Cayo Jutias.JPG (14782 bytes)

The next day, we take our hosts’ recommendation and drive about fifty km to an island called Cayo Jutias on the north coast.  It is a low cay made up mostly of sand and mangroves and is reached by a causeway from the mainland.  No one lives on the island and there are no hotels or resorts. There is only a little thatched roof snack bar, and miles of spectacular beaches.  We walk nearly four km on beautiful sand with virtually nobody in sight.  We swim and introduce Susan to snorkeling.  She likes it!  There is only a little coral but enough to whet her appetite.  Despite lots of number 30 sunscreen we both get sunburned.  Altogether quite a day!
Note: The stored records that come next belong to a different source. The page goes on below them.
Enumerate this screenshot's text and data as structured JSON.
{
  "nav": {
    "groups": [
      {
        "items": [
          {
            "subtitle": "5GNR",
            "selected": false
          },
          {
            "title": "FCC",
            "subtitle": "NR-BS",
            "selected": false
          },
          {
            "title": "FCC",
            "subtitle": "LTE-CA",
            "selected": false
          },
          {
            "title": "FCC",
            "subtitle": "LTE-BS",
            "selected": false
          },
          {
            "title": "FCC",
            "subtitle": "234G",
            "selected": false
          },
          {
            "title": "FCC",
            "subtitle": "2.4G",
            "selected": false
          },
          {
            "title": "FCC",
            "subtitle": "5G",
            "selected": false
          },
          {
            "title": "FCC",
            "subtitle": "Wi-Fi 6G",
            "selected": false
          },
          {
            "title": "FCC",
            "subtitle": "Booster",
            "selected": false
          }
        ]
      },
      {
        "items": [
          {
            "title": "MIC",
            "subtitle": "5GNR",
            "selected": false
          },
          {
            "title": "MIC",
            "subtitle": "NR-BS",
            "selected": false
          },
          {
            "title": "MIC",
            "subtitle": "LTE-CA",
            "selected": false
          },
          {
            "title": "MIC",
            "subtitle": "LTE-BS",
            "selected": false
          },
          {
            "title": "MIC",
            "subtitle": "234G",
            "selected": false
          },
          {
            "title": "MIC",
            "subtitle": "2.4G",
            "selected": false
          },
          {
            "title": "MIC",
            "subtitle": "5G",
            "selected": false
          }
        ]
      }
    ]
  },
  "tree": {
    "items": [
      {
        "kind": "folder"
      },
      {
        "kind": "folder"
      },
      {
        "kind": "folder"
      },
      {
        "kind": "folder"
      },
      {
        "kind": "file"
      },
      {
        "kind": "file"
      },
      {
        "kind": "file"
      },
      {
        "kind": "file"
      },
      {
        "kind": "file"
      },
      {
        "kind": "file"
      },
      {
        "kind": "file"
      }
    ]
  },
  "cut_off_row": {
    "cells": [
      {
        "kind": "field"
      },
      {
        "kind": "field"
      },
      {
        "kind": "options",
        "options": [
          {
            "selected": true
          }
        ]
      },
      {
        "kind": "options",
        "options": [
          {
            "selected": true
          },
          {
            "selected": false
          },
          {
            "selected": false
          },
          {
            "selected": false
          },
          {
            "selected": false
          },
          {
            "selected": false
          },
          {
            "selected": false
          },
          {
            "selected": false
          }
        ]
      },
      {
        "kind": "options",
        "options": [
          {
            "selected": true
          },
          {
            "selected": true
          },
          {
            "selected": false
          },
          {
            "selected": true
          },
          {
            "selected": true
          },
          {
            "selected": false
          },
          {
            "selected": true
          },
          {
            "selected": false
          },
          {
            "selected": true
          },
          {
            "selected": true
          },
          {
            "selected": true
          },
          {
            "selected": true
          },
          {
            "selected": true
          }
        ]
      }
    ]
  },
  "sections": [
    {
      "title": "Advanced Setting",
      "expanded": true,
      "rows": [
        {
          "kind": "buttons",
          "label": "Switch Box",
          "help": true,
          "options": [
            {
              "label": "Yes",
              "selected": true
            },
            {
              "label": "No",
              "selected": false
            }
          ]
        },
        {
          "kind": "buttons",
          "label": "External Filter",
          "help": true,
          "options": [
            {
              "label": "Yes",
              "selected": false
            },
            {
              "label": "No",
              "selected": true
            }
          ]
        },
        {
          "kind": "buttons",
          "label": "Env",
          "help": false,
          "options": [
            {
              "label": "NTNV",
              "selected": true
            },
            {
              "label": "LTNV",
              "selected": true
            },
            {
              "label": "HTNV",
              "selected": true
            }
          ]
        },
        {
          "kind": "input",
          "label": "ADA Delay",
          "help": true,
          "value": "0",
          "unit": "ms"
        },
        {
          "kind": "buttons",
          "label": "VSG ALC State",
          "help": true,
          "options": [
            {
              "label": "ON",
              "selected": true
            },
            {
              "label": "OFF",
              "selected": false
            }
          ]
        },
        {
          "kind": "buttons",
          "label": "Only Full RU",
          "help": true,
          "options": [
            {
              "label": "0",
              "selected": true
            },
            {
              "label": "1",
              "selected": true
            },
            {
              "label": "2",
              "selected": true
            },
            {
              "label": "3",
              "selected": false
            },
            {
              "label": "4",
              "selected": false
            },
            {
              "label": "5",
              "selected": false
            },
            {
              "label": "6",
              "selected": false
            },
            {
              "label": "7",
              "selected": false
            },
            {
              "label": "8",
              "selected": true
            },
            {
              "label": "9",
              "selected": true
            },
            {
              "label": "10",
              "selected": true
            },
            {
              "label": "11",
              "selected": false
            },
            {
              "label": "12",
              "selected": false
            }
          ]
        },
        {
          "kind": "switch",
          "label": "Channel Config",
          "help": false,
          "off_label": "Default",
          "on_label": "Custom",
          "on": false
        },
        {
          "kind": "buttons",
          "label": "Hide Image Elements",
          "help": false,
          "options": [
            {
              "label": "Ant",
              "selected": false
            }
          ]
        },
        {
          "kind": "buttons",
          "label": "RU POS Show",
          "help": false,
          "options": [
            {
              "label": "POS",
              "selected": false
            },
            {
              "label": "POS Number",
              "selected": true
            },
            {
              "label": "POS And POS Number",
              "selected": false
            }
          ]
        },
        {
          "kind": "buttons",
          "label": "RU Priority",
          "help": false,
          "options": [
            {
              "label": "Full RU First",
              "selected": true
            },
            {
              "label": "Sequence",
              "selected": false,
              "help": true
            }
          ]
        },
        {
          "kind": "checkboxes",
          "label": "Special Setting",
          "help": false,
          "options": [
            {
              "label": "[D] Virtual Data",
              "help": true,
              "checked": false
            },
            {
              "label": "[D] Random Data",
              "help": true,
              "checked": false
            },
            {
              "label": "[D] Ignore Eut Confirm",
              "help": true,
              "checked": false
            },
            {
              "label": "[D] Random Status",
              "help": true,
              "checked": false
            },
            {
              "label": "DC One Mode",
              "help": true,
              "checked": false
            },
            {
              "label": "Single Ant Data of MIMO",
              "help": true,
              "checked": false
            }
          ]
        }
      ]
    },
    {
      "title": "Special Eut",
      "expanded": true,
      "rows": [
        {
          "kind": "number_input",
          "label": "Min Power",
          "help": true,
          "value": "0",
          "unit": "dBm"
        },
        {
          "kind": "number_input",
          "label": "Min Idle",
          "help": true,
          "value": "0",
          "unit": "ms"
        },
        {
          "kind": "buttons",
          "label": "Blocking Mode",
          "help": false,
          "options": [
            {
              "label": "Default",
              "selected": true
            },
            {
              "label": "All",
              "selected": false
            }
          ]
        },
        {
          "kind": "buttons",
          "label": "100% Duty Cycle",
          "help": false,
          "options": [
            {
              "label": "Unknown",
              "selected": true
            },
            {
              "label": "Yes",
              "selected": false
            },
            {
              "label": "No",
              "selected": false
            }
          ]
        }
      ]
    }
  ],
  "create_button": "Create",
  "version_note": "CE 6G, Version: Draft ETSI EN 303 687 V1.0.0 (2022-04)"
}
Next morning we reluctantly say goodbye to Enca and Tony and set out on a longish drive to our next destination.  To make better time we take the autopista.   Some years ago Castro decided his country should have a freeway like other countries, so he built a six-lane divided highway complete with overpasses and interchanges.  Ironically, there is hardly any traffic on it.  Some large trucks and the huge tourist buses from the resorts use it, but few Cubans have cars.  We see a few government officials in European cars and a few other tourists in rental cars, but for the most part it is completely empty.  Some of the overpasses have no ramps leading to them, just the bridge standing there.